The study analyzed 1,484 patients (372 current smokers, 1,014 former smokers and 98 never smokers) who underwent surgery, with or without adjuvant chemotherapy or radiation therapy, for stage I-IIIA NSCLC at Duke University Medical Center between 1995 and 2008. Baseline covariates and oncologic outcomes including local control (LC), development of distant metastases (DM), overall survival (OS) and rates of SPLC were assessed. SPLC were distinguished from metastases based on histologic evaluation supplemented with clinical presentation, including the anatomic site and chronological onset of diagnosis. Hazard ratios (HR) were calculated with 95 percent confidence intervals, and multivariate analysis (MVA) were performed using a Cox regression model.
The study found that five years after the initial diagnosis, current smokers were more likely to develop SPLC. The five-year incidence of SPLC was 13 percent for current smokers, seven percent for former smokers, and zero percent for patients who had never smoked. In the follow-up period, only one patient who had never smoked developed an SPLC, seven years after surgery for the first cancer. Furthermore, when restricting the analysis to continuing smokers with pack-years (PY) as a continuous variable, the risk of SPLC increased with the number of years of tobacco exposure, corresponding to an 8 percent increased risk per 10 PY.
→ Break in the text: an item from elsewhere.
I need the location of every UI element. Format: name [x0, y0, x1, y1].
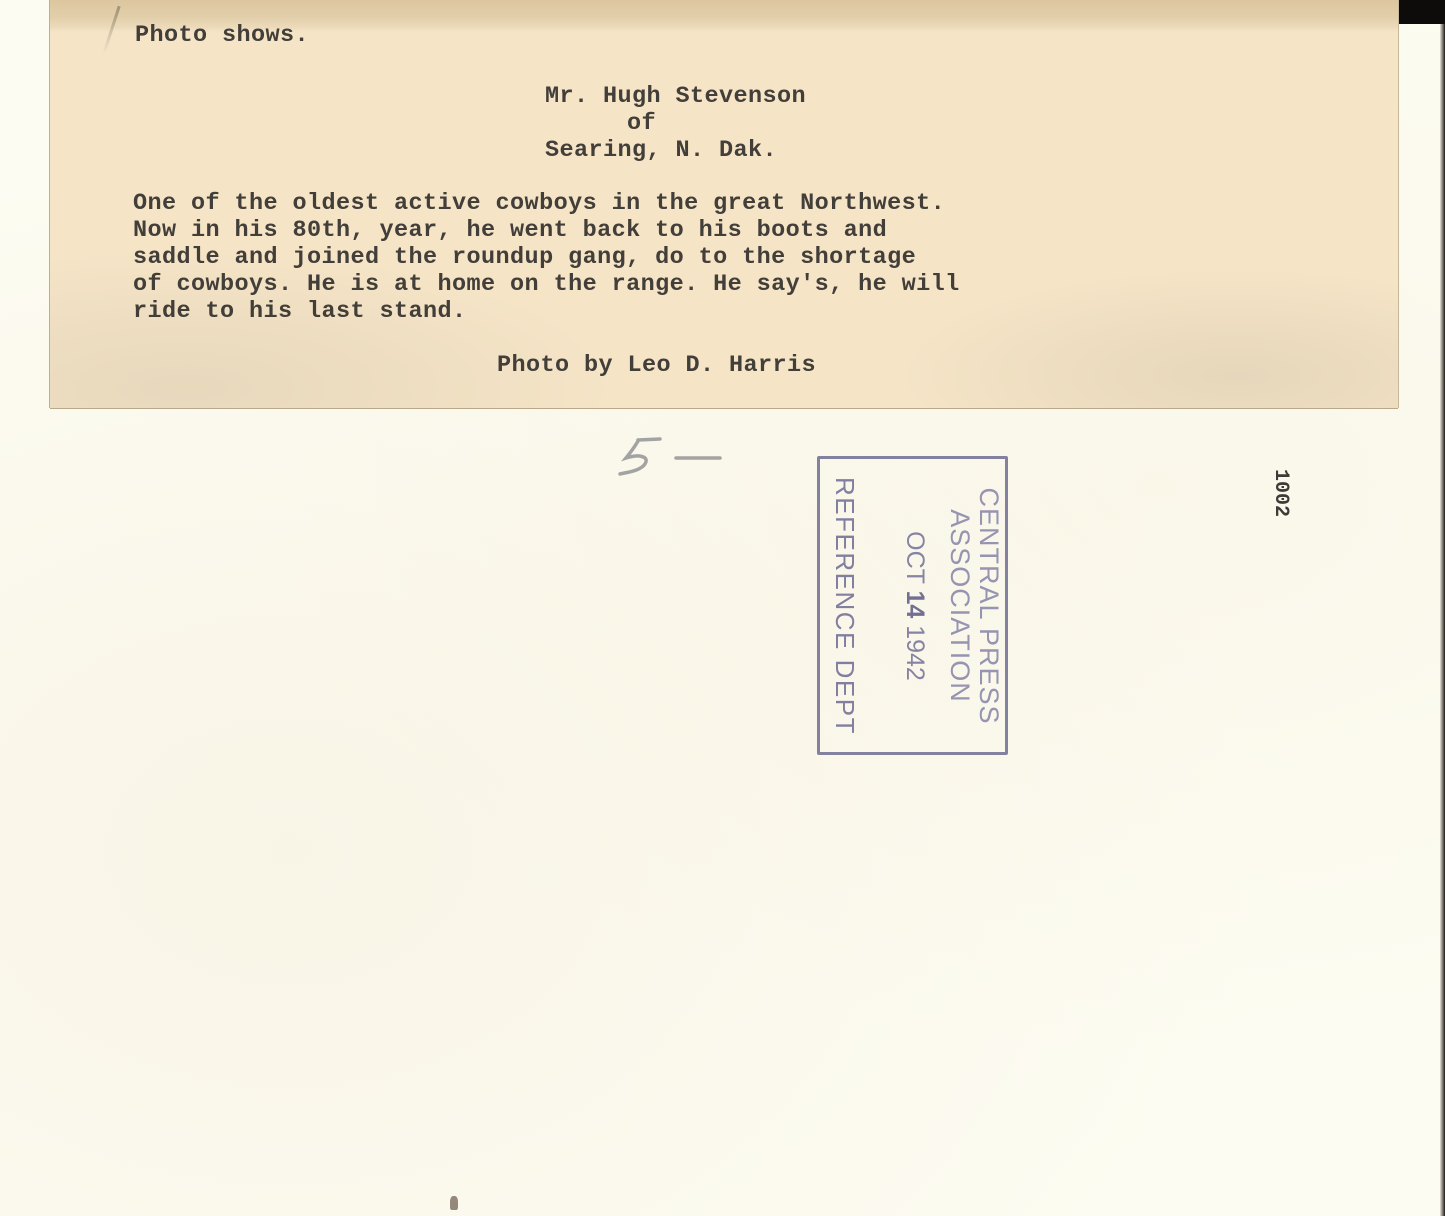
stamp-date-day: 14 [901, 590, 929, 618]
pencil-mark-5-dash [612, 428, 732, 478]
paper-speck [450, 1196, 458, 1210]
scan-edge-right [1440, 0, 1445, 1216]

For all patients, there were no differences in LC or DM based on smoking status. When comparing patients who were current smokers to those who had never smoked or had quit smoking more than five years prior to surgery, OS was significantly worse for current smokers.
“In conducting the study, which is one of the largest of its kind, we were particularly interested in how smoking history related to the risk of developing a second lung cancer,” said John Michael Boyle, MD, lead author of the study and a radiation oncology resident at the Duke Cancer Institute in Durham, N.C. “While we believed those who have never smoked would have a low risk of developing a second lung cancer, which was confirmed, we were encouraged to find that smoking cessation led to a lower risk of developing a second lung cancer and overall survival rates similar to nonsmokers. These findings confirm that smoking cessation is crucial and should be an integral component of patient care for patients without a prior cancer diagnosis as well as for cancer survivors.”